Giardia is a waterborne intestinal parasite that more commonly affects adult dogs, causing diarrhea; it is also known as “beaver fever.” Giardia gets into the water via contamination by wild animals (such as beavers) and infected dogs. The giardia cysts multiply in the intestinal tract, leading to the signs of diarrhea with blood or mucous in the stool. It is a very difficult parasite to diagnose in veterinary practice, so many clinicians may just treat your dog for it with a conventional anti-giardia medication.
HYGIENE and COMMON SENSE: Good hygiene and common sense is the best way to prevent your dogs from getting dog worms in the first place. Pick up feces outside on your lawn, and prevent your dog from eating other dogs’ feces. Restrict your dog from drinking water in contaminated creeks, or water that is stagnant in small pools. Practice adequate flea control to limit the likelihood of tapeworms, and ensure that your dog has a hygienic, uncrowded environment to decrease the chances of developing coccidia.
CONVENTIONAL OPTIONS: The conventional treatment for dog worms depends upon the type of intestinal parasite your dog has. Roundworms are easy to treat with a common, safe medication called pyrantel palmoate; avoid using any of the older dewormers containing piperazine as they can be very unsafe.
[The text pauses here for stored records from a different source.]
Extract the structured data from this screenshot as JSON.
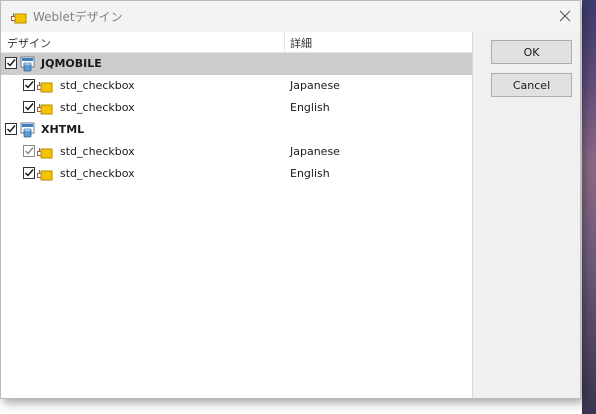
{
  "window": {
    "title": "Webletデザイン"
  },
  "columns": {
    "design": "デザイン",
    "detail": "詳細"
  },
  "groups": [
    {
      "name": "JQMOBILE",
      "checked": true,
      "children": [
        {
          "name": "std_checkbox",
          "detail": "Japanese",
          "checked": true,
          "disabled": false
        },
        {
          "name": "std_checkbox",
          "detail": "English",
          "checked": true,
          "disabled": false
        }
      ]
    },
    {
      "name": "XHTML",
      "checked": true,
      "children": [
        {
          "name": "std_checkbox",
          "detail": "Japanese",
          "checked": true,
          "disabled": true
        },
        {
          "name": "std_checkbox",
          "detail": "English",
          "checked": true,
          "disabled": false
        }
      ]
    }
  ],
  "buttons": {
    "ok": "OK",
    "cancel": "Cancel"
  },
  "colors": {
    "selection": "#cccccc",
    "folder_icon": "#f5c400",
    "dialog_bg": "#f0f0f0"
  }
}
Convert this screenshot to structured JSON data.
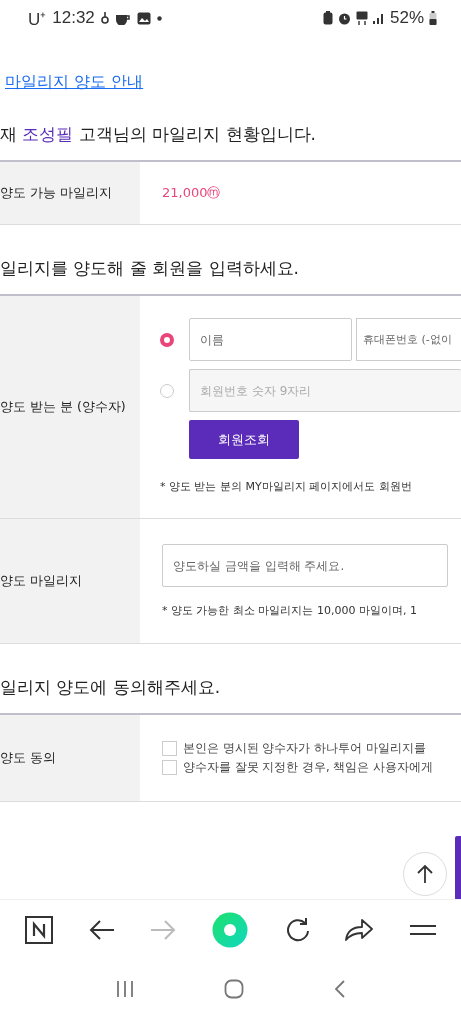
{
  "status_bar": {
    "carrier": "U⁺",
    "time": "12:32",
    "battery": "52%"
  },
  "guide_link": "마일리지 양도 안내",
  "summary": {
    "prefix": "재 ",
    "name": "조성필",
    "suffix": " 고객님의 마일리지 현황입니다."
  },
  "balance_row": {
    "label": "양도 가능 마일리지",
    "value": "21,000ⓜ"
  },
  "recipient_section": {
    "title": "일리지를 양도해 줄 회원을 입력하세요.",
    "label": "양도 받는 분 (양수자)",
    "options": [
      {
        "selected": true,
        "fields": [
          {
            "placeholder": "이름",
            "disabled": false
          },
          {
            "placeholder": "휴대폰번호 (-없이",
            "disabled": false
          }
        ]
      },
      {
        "selected": false,
        "fields": [
          {
            "placeholder": "회원번호 숫자 9자리",
            "disabled": true
          }
        ]
      }
    ],
    "button": "회원조회",
    "note": "* 양도 받는 분의 MY마일리지 페이지에서도 회원번"
  },
  "amount_row": {
    "label": "양도 마일리지",
    "placeholder": "양도하실 금액을 입력해 주세요.",
    "note": "* 양도 가능한 최소 마일리지는 10,000 마일이며, 1"
  },
  "agree_section": {
    "title": "일리지 양도에 동의해주세요.",
    "label": "양도 동의",
    "checks": [
      {
        "label": "본인은 명시된 양수자가 하나투어 마일리지를",
        "checked": false
      },
      {
        "label": "양수자를 잘못 지정한 경우, 책임은 사용자에게",
        "checked": false
      }
    ]
  }
}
Treatment with pyran (pyrantel) is two doses, ten to fourteen days apart. As most puppies have roundworms, I suggest having them all dosed with pyran at six and eight weeks; they may need additional treatments.
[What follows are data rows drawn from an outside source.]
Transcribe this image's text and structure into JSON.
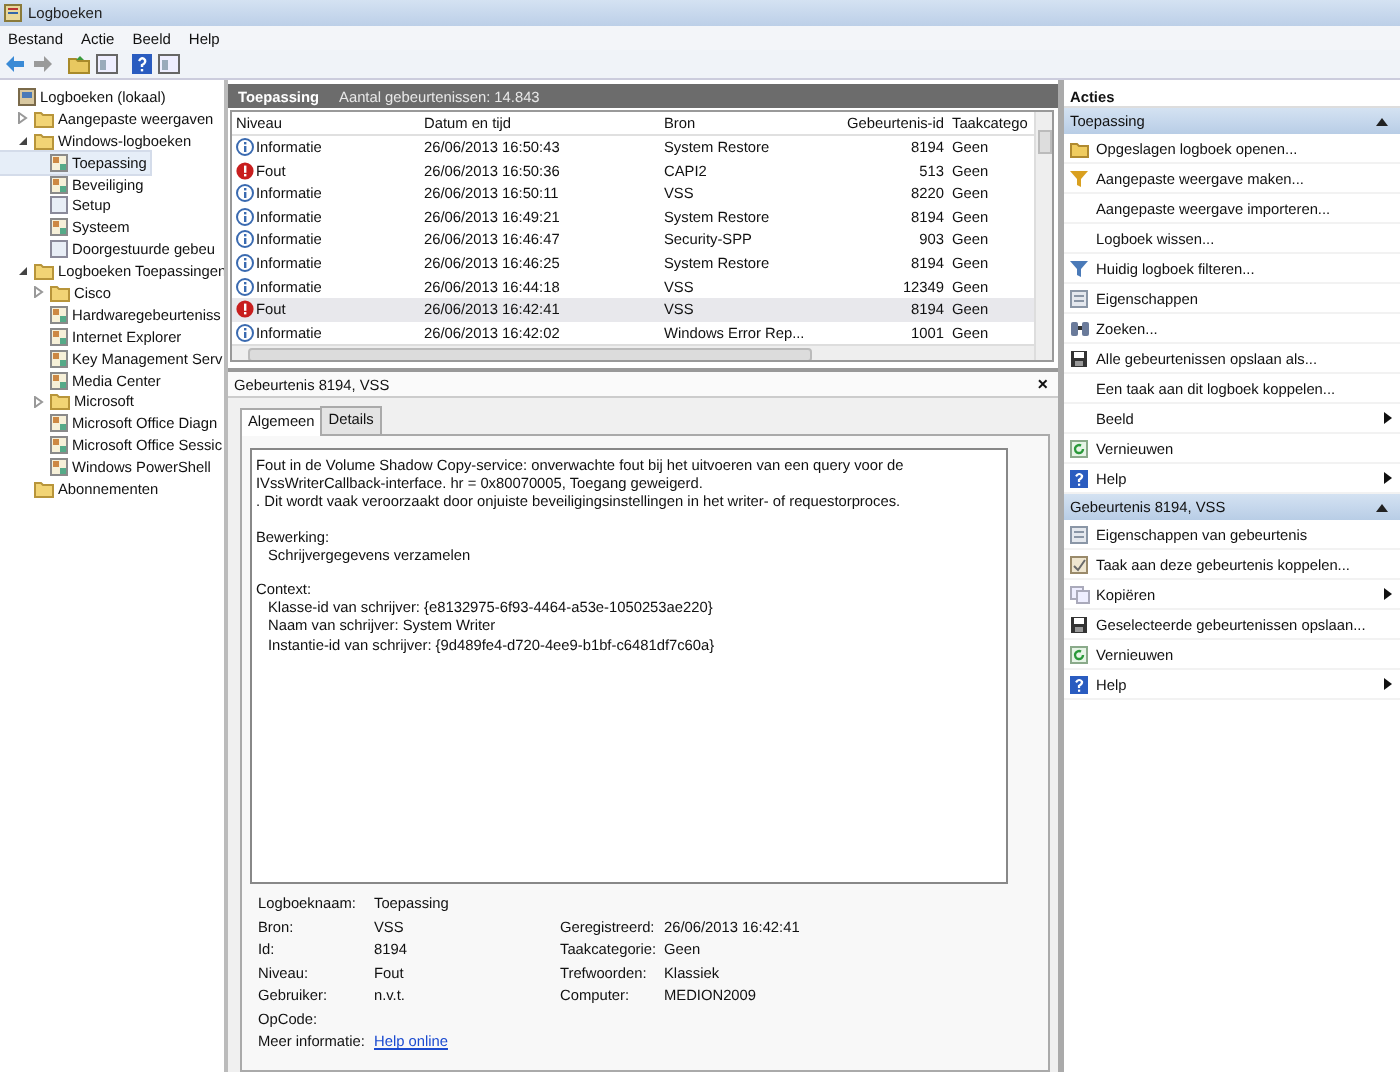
{
  "window": {
    "title": "Logboeken"
  },
  "menu": [
    "Bestand",
    "Actie",
    "Beeld",
    "Help"
  ],
  "toolbar": [
    {
      "kind": "back"
    },
    {
      "kind": "forward"
    },
    {
      "kind": "up"
    },
    {
      "kind": "panel"
    },
    {
      "kind": "help"
    },
    {
      "kind": "panel"
    }
  ],
  "tree": [
    {
      "label": "Logboeken (lokaal)",
      "kind": "computer",
      "selected": false,
      "children": [
        {
          "label": "Aangepaste weergaven",
          "kind": "folder",
          "selected": false,
          "expanded": false
        },
        {
          "label": "Windows-logboeken",
          "kind": "folder",
          "selected": false,
          "expanded": true,
          "children": [
            {
              "label": "Toepassing",
              "kind": "log",
              "selected": true
            },
            {
              "label": "Beveiliging",
              "kind": "log",
              "selected": false
            },
            {
              "label": "Setup",
              "kind": "blank",
              "selected": false
            },
            {
              "label": "Systeem",
              "kind": "log",
              "selected": false
            },
            {
              "label": "Doorgestuurde gebeu",
              "kind": "blank",
              "selected": false
            }
          ]
        },
        {
          "label": "Logboeken Toepassingen",
          "kind": "folder",
          "selected": false,
          "expanded": true,
          "children": [
            {
              "label": "Cisco",
              "kind": "folder",
              "selected": false,
              "expanded": false
            },
            {
              "label": "Hardwaregebeurteniss",
              "kind": "log",
              "selected": false
            },
            {
              "label": "Internet Explorer",
              "kind": "log",
              "selected": false
            },
            {
              "label": "Key Management Serv",
              "kind": "log",
              "selected": false
            },
            {
              "label": "Media Center",
              "kind": "log",
              "selected": false
            },
            {
              "label": "Microsoft",
              "kind": "folder",
              "selected": false,
              "expanded": false
            },
            {
              "label": "Microsoft Office Diagn",
              "kind": "log",
              "selected": false
            },
            {
              "label": "Microsoft Office Sessic",
              "kind": "log",
              "selected": false
            },
            {
              "label": "Windows PowerShell",
              "kind": "log",
              "selected": false
            }
          ]
        },
        {
          "label": "Abonnementen",
          "kind": "folder",
          "selected": false
        }
      ]
    }
  ],
  "list_header": {
    "title": "Toepassing",
    "count": "Aantal gebeurtenissen: 14.843"
  },
  "table": {
    "columns": [
      "Niveau",
      "Datum en tijd",
      "Bron",
      "Gebeurtenis-id",
      "Taakcatego"
    ],
    "rows": [
      {
        "kind": "info",
        "cells": [
          "Informatie",
          "26/06/2013 16:50:43",
          "System Restore",
          "8194",
          "Geen"
        ],
        "selected": false
      },
      {
        "kind": "error",
        "cells": [
          "Fout",
          "26/06/2013 16:50:36",
          "CAPI2",
          "513",
          "Geen"
        ],
        "selected": false
      },
      {
        "kind": "info",
        "cells": [
          "Informatie",
          "26/06/2013 16:50:11",
          "VSS",
          "8220",
          "Geen"
        ],
        "selected": false
      },
      {
        "kind": "info",
        "cells": [
          "Informatie",
          "26/06/2013 16:49:21",
          "System Restore",
          "8194",
          "Geen"
        ],
        "selected": false
      },
      {
        "kind": "info",
        "cells": [
          "Informatie",
          "26/06/2013 16:46:47",
          "Security-SPP",
          "903",
          "Geen"
        ],
        "selected": false
      },
      {
        "kind": "info",
        "cells": [
          "Informatie",
          "26/06/2013 16:46:25",
          "System Restore",
          "8194",
          "Geen"
        ],
        "selected": false
      },
      {
        "kind": "info",
        "cells": [
          "Informatie",
          "26/06/2013 16:44:18",
          "VSS",
          "12349",
          "Geen"
        ],
        "selected": false
      },
      {
        "kind": "error",
        "cells": [
          "Fout",
          "26/06/2013 16:42:41",
          "VSS",
          "8194",
          "Geen"
        ],
        "selected": true
      },
      {
        "kind": "info",
        "cells": [
          "Informatie",
          "26/06/2013 16:42:02",
          "Windows Error Rep...",
          "1001",
          "Geen"
        ],
        "selected": false
      }
    ]
  },
  "detail": {
    "title": "Gebeurtenis 8194, VSS",
    "close": "×",
    "tabs": [
      {
        "label": "Algemeen",
        "selected": true
      },
      {
        "label": "Details",
        "selected": false
      }
    ],
    "description": [
      {
        "lines": [
          "Fout in de Volume Shadow Copy-service: onverwachte fout bij het uitvoeren van een query voor de",
          "IVssWriterCallback-interface. hr = 0x80070005, Toegang geweigerd.",
          ". Dit wordt vaak veroorzaakt door onjuiste beveiligingsinstellingen in het writer- of requestorproces."
        ]
      },
      {
        "heading": "Bewerking:",
        "lines": [
          "Schrijvergegevens verzamelen"
        ]
      },
      {
        "heading": "Context:",
        "lines": [
          "Klasse-id van schrijver: {e8132975-6f93-4464-a53e-1050253ae220}",
          "Naam van schrijver: System Writer",
          "Instantie-id van schrijver: {9d489fe4-d720-4ee9-b1bf-c6481df7c60a}"
        ]
      }
    ],
    "fields": [
      {
        "label": "Logboeknaam:",
        "value": "Toepassing"
      },
      {
        "label": "Bron:",
        "value": "VSS",
        "label2": "Geregistreerd:",
        "value2": "26/06/2013 16:42:41"
      },
      {
        "label": "Id:",
        "value": "8194",
        "label2": "Taakcategorie:",
        "value2": "Geen"
      },
      {
        "label": "Niveau:",
        "value": "Fout",
        "label2": "Trefwoorden:",
        "value2": "Klassiek"
      },
      {
        "label": "Gebruiker:",
        "value": "n.v.t.",
        "label2": "Computer:",
        "value2": "MEDION2009"
      },
      {
        "label": "OpCode:"
      }
    ],
    "more_info": {
      "label": "Meer informatie:",
      "link": "Help online"
    }
  },
  "actions": {
    "title": "Acties",
    "sections": [
      {
        "title": "Toepassing",
        "expanded": true,
        "items": [
          {
            "label": "Opgeslagen logboek openen...",
            "kind": "open",
            "submenu": false
          },
          {
            "label": "Aangepaste weergave maken...",
            "kind": "filter",
            "submenu": false
          },
          {
            "label": "Aangepaste weergave importeren...",
            "kind": "none",
            "submenu": false
          },
          {
            "label": "Logboek wissen...",
            "kind": "none",
            "submenu": false
          },
          {
            "label": "Huidig logboek filteren...",
            "kind": "filter2",
            "submenu": false
          },
          {
            "label": "Eigenschappen",
            "kind": "props",
            "submenu": false
          },
          {
            "label": "Zoeken...",
            "kind": "find",
            "submenu": false
          },
          {
            "label": "Alle gebeurtenissen opslaan als...",
            "kind": "save",
            "submenu": false
          },
          {
            "label": "Een taak aan dit logboek koppelen...",
            "kind": "none",
            "submenu": false
          },
          {
            "label": "Beeld",
            "kind": "none",
            "submenu": true
          },
          {
            "label": "Vernieuwen",
            "kind": "refresh",
            "submenu": false
          },
          {
            "label": "Help",
            "kind": "help",
            "submenu": true
          }
        ]
      },
      {
        "title": "Gebeurtenis 8194, VSS",
        "expanded": true,
        "items": [
          {
            "label": "Eigenschappen van gebeurtenis",
            "kind": "props",
            "submenu": false
          },
          {
            "label": "Taak aan deze gebeurtenis koppelen...",
            "kind": "task",
            "submenu": false
          },
          {
            "label": "Kopiëren",
            "kind": "copy",
            "submenu": true
          },
          {
            "label": "Geselecteerde gebeurtenissen opslaan...",
            "kind": "save",
            "submenu": false
          },
          {
            "label": "Vernieuwen",
            "kind": "refresh",
            "submenu": false
          },
          {
            "label": "Help",
            "kind": "help",
            "submenu": true
          }
        ]
      }
    ]
  }
}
Tapeworms respond well to treatment with praziquantel, which may be combined with pyran (drontal); generally only one dose is required.
Coccidia respond best to the sulfa antibiotics, usually sulfadimethoxine (S-125, or Albon); the dose being 250mg per ten pounds once daily for fourteen to twenty-one days.
Giardia can be treated with two common conventional medications: metronidazole and fenbendazole. Fenbendazole is also effective against other intestinal parasites and is becoming the treatment of choice for giardia. The fenbendazole dose is 250mg per ten pounds once daily for three to seven days.
DIATOMACEOUS EARTH. This is the most effective and safest holistic de-wormer. It is important to get the DE safe for ingestion. Dose it at 1/2 teaspoon/10lbs twice daily for 21 days to treat most internal parasites. Also works well topically for fleas.
PAPAYA. This was shown to be effective in eliminating roundworms in pigs; it may work for your pet, and at the least it will do no harm.
PUMPKIN SEED. This has been used for tapeworms. If your pet is a great hunter, always getting re-infested with tapeworms, you may want to consider this. The dose is one teaspoon per ten pounds of body weight of the ground seed.
BLACK WALNUT (Juglans nigra). This is a common anti-parasitic used for animals: give one capsule of the ground herb per twenty pounds of body weight.
GARLIC. This has shown some activity against giardia (causes beaver fever). It is useful in recurrent infections. 1/4 clove/10lbs daily for 14 days
CINA. For roundworms, use Cina 30C, one tab every eight hours for twenty-one days.
FILIX MAS. For tapeworms, use Filix Mas 30C, one tab every eight hours for twenty-one days.
P.S. I have used ground pumpkin seed effectively on my own animals.